Delete Duplicate Emails
What is this problem about?
The Delete Duplicate Emails interview question is a classic SQL data cleaning task. You are given a Person table with Id and Email. You need to delete all duplicate email entries, keeping only the one with the smallest Id. This Delete Duplicate Emails coding problem is a test of your ability to write DELETE statements with subqueries or self-joins.
Why is this asked in interviews?
Microsoft and Amazon use this to test basic database maintenance skills. It evaluates if you know how to use a table alias to compare a table with itself and whether you can write a WHERE clause that targets specific rows for removal based on an aggregate condition.
Algorithmic pattern used
This follows the Database interview pattern.
- Self-Join approach: DELETE p1 FROM Person p1, Person p2 WHERE p1.Email = p2.Email AND p1.Id > p2.Id. This deletes the row with the larger ID if a smaller ID with the same email exists.
- Subquery approach: Identify the MIN(Id) for each email and delete any row whose ID is not in that list.
Example explanation
Table:
- The query finds that ID 1 and ID 3 have the same email.
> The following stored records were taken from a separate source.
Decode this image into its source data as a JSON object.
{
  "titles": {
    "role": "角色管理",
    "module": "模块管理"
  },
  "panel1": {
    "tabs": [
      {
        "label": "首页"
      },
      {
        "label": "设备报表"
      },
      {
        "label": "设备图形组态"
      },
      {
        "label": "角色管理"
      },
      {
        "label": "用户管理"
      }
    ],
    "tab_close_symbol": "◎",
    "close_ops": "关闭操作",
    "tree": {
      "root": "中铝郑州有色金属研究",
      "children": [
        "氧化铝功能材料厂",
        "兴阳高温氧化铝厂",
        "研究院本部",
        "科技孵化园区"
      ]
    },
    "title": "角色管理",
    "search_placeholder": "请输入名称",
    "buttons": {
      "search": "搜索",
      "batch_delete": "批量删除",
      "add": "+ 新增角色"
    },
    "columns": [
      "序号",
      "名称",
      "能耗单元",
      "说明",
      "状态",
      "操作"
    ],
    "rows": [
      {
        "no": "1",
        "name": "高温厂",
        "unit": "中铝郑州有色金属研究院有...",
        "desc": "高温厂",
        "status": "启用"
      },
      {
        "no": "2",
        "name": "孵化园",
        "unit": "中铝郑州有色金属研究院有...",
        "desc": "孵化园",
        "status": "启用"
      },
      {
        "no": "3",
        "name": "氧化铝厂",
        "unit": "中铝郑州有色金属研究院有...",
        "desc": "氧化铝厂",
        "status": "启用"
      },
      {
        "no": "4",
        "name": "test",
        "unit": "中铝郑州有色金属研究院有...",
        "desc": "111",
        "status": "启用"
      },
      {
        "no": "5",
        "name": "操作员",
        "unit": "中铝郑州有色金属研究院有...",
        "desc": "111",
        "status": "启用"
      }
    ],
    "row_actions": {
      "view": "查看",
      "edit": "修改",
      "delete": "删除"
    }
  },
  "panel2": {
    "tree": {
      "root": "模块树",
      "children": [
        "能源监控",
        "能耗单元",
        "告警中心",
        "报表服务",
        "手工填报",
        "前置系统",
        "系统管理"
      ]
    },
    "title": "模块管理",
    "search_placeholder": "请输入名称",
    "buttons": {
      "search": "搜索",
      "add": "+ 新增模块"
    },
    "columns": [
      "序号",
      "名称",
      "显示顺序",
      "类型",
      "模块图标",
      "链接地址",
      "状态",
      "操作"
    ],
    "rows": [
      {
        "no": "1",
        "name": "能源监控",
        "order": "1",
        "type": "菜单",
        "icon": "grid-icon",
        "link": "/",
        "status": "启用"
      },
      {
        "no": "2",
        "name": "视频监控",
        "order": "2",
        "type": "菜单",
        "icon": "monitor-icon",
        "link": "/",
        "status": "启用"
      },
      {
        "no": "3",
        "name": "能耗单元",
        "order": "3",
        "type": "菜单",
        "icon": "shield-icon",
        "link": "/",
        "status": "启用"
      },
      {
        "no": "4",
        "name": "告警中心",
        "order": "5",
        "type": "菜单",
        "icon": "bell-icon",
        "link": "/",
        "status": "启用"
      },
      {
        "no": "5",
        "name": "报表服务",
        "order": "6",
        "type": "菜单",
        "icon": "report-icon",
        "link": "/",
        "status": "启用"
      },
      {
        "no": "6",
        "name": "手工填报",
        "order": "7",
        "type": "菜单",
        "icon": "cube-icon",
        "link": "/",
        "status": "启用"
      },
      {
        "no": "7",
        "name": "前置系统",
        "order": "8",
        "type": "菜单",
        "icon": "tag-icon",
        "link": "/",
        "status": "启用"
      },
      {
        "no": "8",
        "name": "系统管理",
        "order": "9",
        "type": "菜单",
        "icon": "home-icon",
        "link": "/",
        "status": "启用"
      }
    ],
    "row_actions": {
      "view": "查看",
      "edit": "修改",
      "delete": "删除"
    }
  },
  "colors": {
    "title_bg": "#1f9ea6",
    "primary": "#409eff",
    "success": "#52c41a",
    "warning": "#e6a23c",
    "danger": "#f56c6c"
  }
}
- Since 3 > 1, ID 3 is targeted for deletion.
- ID 2 is unique and stays.
Final Table: IDs 1 and 2.
Common mistakes candidates make
- SELECT instead of DELETE: Forgetting that the problem asks to modify the table, not just return a view.
- Keeping the wrong ID: Keeping the largest ID instead of the smallest.
- Subquery Limitations: In MySQL, you cannot delete from a table if you are selecting from it in a subquery without using an intermediate temporary table or a join.
Interview preparation tip
Always clarify which database dialect is being used (MySQL, PostgreSQL, SQL Server). The syntax for DELETE with joins varies slightly, and knowing these nuances shows professional experience.